Derrière cette apparente bonne humeur, le stage était particulièrement pris au sérieux par les membres du staff parisien. « Ce n’est pas un stage que l’on fait tous les ans, mais ce groupe avait besoin de cela. On repart d’ici avec des certitudes sur les joueurs et leur façon de se comporter. J’ai confirmé mon capitaine et mon vice-capitaine », se réjouit le manager du Stade Français, dont les joueurs ont assisté à la levée du drapeau. « C’est un vrai stage d’aguerrissement. On est venu chercher des valeurs d’entraide, de solidarité et de dépassement de soi. C’est un moment aussi où l’on crée de la cohésion », ajoute-t-il.
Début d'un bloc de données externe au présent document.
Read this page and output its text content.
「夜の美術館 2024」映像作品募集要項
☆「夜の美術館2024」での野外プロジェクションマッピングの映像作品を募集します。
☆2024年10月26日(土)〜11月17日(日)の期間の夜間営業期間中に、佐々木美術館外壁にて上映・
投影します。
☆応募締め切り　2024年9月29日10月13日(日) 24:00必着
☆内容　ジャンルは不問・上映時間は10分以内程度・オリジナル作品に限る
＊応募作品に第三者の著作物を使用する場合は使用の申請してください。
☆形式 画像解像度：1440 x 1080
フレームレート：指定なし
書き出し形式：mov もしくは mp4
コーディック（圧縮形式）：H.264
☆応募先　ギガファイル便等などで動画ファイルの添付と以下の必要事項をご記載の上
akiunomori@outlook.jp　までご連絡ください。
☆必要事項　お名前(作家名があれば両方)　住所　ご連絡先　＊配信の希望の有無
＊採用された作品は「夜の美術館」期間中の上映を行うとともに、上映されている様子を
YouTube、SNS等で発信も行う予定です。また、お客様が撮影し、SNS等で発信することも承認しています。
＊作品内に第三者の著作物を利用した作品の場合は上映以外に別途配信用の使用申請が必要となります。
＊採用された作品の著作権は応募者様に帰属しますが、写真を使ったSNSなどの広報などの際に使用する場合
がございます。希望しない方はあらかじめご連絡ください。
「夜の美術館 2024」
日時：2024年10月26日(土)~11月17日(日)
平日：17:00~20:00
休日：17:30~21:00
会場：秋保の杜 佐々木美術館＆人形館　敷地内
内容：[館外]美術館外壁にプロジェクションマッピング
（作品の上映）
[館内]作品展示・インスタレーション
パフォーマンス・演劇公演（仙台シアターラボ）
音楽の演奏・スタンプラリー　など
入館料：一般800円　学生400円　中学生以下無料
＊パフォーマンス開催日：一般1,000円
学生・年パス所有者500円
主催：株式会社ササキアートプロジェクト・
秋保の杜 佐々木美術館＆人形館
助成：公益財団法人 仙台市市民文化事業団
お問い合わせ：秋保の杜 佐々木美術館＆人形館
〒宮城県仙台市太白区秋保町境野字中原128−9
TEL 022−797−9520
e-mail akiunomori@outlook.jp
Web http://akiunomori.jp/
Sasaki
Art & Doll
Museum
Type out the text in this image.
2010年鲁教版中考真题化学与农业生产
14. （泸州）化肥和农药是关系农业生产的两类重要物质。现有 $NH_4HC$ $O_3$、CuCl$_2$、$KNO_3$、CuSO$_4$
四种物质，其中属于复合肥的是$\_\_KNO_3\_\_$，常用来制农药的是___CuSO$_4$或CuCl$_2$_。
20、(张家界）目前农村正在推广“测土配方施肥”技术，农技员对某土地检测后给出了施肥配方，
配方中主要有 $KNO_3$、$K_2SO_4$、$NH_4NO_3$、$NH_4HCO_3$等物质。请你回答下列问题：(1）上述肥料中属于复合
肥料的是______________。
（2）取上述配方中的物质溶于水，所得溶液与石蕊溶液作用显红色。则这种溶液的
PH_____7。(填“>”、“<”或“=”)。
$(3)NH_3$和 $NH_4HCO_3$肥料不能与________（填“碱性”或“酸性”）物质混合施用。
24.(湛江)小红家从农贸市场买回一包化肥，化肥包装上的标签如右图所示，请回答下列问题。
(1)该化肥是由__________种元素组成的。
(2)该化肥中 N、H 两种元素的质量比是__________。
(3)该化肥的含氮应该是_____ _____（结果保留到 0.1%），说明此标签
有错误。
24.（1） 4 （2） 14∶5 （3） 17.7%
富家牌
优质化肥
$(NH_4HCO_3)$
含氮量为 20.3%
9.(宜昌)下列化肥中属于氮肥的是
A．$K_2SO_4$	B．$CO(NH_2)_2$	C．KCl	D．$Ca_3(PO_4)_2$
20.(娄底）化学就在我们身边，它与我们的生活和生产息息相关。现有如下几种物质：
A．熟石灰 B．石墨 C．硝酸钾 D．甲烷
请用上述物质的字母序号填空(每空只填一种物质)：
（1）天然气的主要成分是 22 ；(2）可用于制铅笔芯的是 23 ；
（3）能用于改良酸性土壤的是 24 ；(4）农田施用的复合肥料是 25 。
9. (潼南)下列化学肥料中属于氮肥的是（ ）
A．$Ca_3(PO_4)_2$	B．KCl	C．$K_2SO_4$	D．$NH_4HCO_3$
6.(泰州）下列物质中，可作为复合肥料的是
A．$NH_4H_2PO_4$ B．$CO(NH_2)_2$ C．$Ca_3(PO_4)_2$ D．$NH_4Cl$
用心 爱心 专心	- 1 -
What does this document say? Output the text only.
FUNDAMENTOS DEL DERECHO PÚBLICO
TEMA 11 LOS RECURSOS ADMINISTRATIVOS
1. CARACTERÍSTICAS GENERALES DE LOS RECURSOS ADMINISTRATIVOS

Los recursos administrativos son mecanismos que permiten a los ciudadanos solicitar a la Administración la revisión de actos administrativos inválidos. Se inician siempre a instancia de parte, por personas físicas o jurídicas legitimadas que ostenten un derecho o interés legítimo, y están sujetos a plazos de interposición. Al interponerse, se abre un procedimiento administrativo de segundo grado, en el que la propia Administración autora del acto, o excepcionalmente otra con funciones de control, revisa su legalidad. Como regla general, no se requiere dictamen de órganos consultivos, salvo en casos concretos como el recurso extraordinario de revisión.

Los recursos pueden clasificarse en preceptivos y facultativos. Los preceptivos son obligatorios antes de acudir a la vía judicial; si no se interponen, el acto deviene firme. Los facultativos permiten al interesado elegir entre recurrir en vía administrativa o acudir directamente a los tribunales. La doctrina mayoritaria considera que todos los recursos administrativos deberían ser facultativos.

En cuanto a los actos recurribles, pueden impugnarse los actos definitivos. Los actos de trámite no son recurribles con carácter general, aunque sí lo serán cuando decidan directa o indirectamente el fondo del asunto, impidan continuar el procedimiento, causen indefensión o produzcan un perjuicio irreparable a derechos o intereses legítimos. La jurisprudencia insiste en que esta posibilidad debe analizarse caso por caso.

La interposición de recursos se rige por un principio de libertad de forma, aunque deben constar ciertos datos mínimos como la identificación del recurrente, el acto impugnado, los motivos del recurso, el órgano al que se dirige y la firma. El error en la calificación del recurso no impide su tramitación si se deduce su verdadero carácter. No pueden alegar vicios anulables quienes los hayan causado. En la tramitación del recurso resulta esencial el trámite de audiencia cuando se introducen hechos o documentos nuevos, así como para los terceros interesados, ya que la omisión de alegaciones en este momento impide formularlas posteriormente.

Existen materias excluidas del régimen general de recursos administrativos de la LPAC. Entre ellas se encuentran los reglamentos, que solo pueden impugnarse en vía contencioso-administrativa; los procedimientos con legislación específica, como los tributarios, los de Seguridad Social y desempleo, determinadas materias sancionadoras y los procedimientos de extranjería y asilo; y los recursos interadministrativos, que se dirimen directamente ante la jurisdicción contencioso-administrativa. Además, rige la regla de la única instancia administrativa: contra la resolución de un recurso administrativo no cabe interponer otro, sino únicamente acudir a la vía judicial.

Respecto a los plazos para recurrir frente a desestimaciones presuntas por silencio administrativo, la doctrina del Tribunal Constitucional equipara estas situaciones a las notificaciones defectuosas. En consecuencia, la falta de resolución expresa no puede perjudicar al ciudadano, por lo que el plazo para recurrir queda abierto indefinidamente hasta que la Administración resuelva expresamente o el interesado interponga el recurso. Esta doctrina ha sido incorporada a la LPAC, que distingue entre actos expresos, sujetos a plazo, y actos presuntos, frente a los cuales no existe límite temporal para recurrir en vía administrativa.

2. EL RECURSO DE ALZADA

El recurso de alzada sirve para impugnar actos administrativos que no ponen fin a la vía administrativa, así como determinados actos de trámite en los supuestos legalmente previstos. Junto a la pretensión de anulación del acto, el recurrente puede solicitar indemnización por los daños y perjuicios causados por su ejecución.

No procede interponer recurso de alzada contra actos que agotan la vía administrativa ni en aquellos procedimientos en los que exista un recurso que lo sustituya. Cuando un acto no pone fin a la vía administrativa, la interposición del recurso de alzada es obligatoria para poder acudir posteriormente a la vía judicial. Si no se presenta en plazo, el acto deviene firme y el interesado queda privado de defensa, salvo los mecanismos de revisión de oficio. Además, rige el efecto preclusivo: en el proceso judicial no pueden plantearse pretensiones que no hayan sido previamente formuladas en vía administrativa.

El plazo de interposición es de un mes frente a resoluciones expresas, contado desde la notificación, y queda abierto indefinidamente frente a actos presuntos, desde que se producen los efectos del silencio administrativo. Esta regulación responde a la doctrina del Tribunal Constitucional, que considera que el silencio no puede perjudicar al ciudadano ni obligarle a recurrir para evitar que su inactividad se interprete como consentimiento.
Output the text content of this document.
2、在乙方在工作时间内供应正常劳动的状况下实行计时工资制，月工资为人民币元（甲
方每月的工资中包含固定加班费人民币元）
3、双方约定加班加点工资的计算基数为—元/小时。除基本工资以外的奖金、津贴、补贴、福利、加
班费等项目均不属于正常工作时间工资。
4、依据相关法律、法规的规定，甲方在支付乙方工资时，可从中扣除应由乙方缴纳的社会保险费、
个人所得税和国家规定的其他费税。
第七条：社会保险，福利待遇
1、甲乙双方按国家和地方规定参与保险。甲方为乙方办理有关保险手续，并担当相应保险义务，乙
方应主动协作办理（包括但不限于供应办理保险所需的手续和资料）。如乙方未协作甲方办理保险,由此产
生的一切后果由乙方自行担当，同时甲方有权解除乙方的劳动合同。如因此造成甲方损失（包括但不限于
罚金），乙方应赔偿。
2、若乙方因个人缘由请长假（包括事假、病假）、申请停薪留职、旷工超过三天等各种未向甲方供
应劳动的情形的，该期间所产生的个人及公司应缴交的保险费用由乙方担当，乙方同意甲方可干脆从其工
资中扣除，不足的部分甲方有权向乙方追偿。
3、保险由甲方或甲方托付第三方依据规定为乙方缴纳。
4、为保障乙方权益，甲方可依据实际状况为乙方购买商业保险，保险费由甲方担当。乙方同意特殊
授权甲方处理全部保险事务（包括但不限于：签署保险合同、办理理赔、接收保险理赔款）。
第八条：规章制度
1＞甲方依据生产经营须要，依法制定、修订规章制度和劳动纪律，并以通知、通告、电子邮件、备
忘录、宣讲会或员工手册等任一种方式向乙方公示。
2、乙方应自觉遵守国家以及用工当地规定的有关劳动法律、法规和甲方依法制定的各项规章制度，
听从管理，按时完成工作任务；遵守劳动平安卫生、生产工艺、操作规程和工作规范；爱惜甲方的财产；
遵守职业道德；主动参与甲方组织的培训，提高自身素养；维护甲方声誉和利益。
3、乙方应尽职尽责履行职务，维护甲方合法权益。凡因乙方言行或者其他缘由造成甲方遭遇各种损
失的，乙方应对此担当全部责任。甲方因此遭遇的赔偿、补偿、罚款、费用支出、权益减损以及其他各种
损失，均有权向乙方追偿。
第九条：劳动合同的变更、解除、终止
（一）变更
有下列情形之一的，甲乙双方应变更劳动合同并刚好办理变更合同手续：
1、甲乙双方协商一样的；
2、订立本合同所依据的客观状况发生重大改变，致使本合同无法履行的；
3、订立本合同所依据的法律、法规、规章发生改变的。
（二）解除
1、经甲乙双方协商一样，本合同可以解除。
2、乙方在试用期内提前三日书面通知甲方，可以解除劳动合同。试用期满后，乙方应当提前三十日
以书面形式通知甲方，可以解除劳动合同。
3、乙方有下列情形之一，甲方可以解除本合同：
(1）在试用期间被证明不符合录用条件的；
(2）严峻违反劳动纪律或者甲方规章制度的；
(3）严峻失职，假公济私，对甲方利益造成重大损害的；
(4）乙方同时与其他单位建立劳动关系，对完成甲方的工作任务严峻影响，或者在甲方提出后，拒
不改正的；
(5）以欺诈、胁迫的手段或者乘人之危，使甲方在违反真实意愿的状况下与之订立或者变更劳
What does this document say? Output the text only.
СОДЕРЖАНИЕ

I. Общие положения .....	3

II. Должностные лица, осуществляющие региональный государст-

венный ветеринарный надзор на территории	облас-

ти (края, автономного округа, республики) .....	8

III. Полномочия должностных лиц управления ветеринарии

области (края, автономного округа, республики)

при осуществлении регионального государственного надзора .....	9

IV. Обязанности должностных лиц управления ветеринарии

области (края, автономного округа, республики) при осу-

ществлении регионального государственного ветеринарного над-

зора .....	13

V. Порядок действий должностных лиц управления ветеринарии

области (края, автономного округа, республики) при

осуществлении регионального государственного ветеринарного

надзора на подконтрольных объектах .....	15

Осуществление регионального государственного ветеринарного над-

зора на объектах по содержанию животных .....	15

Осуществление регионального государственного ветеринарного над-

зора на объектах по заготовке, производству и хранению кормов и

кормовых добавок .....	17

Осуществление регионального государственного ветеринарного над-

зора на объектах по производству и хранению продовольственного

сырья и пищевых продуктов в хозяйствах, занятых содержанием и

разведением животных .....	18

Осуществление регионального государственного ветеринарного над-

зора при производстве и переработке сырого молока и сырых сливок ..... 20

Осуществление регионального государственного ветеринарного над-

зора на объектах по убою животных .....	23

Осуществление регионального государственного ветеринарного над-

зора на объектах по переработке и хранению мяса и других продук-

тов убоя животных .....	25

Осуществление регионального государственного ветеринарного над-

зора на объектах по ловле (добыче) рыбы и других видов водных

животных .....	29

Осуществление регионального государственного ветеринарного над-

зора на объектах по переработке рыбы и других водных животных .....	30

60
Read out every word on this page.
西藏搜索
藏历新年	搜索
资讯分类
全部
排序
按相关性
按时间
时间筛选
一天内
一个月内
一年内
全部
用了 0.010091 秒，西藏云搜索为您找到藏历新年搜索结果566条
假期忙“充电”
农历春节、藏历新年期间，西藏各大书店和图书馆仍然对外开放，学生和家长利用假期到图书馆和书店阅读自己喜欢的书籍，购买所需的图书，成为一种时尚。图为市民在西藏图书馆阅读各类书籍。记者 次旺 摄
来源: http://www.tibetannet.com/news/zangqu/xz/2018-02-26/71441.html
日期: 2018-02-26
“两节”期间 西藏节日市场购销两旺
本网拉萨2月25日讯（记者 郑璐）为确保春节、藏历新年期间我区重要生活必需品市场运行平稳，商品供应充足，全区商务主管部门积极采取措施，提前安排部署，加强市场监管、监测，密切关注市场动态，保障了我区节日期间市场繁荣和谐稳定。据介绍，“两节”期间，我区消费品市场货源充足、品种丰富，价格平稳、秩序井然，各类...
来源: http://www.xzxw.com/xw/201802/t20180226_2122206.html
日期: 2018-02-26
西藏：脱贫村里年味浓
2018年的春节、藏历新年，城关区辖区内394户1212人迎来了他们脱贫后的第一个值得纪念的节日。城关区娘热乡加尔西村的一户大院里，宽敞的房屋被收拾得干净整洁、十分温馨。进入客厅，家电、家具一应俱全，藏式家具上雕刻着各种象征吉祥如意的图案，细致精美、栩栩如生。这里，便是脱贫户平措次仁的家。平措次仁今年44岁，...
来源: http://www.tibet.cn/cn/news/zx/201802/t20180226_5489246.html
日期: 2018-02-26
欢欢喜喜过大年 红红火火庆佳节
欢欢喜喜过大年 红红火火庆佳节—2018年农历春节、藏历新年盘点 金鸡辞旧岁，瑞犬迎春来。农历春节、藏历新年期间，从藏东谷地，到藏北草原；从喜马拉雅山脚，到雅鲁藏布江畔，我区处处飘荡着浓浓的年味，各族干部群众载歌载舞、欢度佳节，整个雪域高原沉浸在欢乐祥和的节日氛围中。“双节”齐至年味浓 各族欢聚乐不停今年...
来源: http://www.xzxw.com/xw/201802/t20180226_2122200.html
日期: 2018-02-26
Sur les berges du lac du Causse, le lieutenant-colonel Nicolas Germain observe les rugbymen dans une épreuve que ses hommes à lui ont l’habitude de réaliser en hiver. « On leur fait découvrir le métier. Ce qu’ils ont vécu, c’est 1 % du quotidien d’un Bison. Mais ils sont vaillants. »
Pour le colonel Naulet, chef de corps du 126e régiment d’infanterie, le partage de ces savoirs, en intégrant des sportifs dans le quotidien des militaires, va dans les deux sens.

 

Les sportifs sont très engagés dans la vie de la nation

« Entre l’armée et le rugby, il y a des valeurs partagées. Les sportifs sont très engagés dans la vie de la nation. Ce lien, on l’a aussi avec le sport. C’est une forme de rapport gagnant-gagnant, car on essaie de développer un collectif. Il y a des sujets communs comme celui de passer d’une somme d’individualités à un collectif. La réflexion va dans les deux sens sur les notions d’équipe. Nous avons aussi des choses communes à gérer comme la gestion des blessures par exemple, ou sur l’après-carrière », explique le chef de corps du 126e RI, qui l’an passé, avait accueilli les féminines du CAB.

Le stage de haute intensité des rugbymen parisiens s’est terminé ce samedi. Leur saison débutera quant à elle par la réception de Rouen le week-end prochain. Un premier combat où il faudra être « fiers et vaillants », comme un bison.